Aachen bringt alles mit, was eine Innenstadt braucht, um erfolgreich zu sein. Die stärksten Treiber sind Plätze, an denen sich die Besucher wohlfühlen. Die Architektur muss schön sein, aber auch Sicherheit und Sauberkeit müssen gegeben sein.
„In Aachen haben wir eine tolle Innenstadt. Die Idee, den Büchel nicht zu bebauen, sondern mit einer Freifläche zu punkten, war sehr gut“, sagt Jörg Hamel.
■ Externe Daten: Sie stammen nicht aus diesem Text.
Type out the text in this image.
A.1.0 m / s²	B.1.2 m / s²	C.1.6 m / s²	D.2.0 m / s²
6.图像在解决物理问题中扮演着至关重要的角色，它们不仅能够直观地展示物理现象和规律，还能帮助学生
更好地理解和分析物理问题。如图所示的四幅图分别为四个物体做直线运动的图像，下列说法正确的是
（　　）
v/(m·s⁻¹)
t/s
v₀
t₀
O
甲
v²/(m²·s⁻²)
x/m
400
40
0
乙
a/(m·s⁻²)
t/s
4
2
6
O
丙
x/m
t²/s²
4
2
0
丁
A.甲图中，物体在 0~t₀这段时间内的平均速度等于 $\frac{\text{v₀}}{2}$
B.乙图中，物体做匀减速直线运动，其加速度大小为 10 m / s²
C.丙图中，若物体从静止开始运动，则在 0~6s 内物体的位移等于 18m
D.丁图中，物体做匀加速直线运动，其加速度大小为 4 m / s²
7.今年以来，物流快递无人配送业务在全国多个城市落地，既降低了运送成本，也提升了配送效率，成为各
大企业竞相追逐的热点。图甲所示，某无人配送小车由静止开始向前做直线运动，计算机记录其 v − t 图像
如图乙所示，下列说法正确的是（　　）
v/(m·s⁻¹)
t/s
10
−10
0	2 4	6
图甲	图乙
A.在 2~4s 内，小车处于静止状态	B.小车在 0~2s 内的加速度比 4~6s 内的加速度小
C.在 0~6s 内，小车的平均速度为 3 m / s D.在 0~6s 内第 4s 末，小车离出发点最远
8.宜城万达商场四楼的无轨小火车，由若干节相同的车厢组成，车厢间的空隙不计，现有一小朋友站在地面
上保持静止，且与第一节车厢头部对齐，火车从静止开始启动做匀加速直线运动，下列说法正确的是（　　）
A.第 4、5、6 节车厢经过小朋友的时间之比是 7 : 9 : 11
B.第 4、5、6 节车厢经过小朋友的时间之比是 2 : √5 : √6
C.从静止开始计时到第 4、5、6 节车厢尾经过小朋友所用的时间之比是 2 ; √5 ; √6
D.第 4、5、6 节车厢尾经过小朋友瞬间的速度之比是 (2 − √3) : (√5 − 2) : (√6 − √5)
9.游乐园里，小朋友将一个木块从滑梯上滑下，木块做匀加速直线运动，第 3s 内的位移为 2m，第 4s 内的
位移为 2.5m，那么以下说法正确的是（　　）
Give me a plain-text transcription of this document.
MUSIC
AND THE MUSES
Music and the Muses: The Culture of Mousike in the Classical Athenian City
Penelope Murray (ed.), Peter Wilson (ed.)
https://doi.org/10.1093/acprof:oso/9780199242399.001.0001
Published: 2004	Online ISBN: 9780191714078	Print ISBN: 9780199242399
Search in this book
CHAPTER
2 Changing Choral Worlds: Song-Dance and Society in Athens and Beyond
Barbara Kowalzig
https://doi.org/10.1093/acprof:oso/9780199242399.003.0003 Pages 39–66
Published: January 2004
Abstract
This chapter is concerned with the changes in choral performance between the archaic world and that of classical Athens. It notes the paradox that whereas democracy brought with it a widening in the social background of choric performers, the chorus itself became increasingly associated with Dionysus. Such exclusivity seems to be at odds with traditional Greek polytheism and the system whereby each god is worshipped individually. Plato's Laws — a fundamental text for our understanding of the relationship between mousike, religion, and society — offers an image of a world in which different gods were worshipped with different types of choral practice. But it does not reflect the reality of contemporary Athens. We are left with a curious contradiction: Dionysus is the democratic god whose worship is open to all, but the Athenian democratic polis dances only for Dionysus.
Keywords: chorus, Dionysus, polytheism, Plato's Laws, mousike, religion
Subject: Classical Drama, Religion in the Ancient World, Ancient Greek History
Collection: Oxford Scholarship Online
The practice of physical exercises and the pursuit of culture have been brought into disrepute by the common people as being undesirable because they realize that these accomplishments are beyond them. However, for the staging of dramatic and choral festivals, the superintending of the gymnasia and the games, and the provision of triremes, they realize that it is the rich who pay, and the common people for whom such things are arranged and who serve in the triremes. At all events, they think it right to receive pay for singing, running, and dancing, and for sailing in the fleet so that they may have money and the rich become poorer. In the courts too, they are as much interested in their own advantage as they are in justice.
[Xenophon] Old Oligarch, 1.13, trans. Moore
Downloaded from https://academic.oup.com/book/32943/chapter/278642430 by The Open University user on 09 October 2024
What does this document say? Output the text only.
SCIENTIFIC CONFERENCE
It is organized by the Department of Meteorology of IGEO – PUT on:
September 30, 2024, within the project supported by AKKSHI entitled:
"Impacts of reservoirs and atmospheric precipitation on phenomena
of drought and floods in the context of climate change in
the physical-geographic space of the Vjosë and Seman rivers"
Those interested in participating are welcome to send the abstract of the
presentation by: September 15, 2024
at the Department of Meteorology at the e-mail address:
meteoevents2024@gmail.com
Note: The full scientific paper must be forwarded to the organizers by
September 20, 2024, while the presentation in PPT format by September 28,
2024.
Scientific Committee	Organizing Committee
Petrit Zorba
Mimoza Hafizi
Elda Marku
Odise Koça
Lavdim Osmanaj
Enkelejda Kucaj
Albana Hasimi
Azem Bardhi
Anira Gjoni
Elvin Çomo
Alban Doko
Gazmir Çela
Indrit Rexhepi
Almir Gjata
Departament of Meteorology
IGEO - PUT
Stellen, die noch bearbeitet werden müssen, seien der ehemalige Lust for Life Komplex sowie der Bushof. „Die Einkäufer müssen sich wohlfühlen und dann kommt auch der Handel wieder“, orakelt Hamel.

Auch frische Blumen können nicht über das Trübsal am ehemaligen Lust for Life Gebäude und im angrenzenden Dahmengraben hinwegtäuschen.
Wie selbst ein totgeglaubtes Einkaufszentrum wieder mit Leben gefüllt wurde, weiß der Geschäftsführer. In Köln Chorweiler hat sich der Riese REWE in das Einkaufszentrum eingemietet und damit die Nahversorgung des Stadtteils übernommen.
Was bedeutet das für Aachen?
Stadtplaner müssen sich der besonderen Ecken bewusst sein, vor Veränderungen darf niemand Angst haben und von anderen Städten kann jeder lernen. Da erzählt Jörg Hamel von einem wunderbaren Beispiel: In Köln gibt es ein Textilgeschäft am Friesenplatz. Vor dem Eingang hatte ein Obdachloser einen Platz gefunden. Anstatt sich über ihn zu ärgern, wurde er jeden Morgen mit Handschlag begrüßt. Und letztlich hat er aufgepasst, was so alles vor dem Geschäft passierte.
Wie kann Aachens Innenstadt denn wieder ein attraktives Einkaufsziel werden? „Es geht immer nur miteinander, nicht gegeneinander“, fasst Jörg Hamel zusammen und freut sich auf die Stadtentwicklung.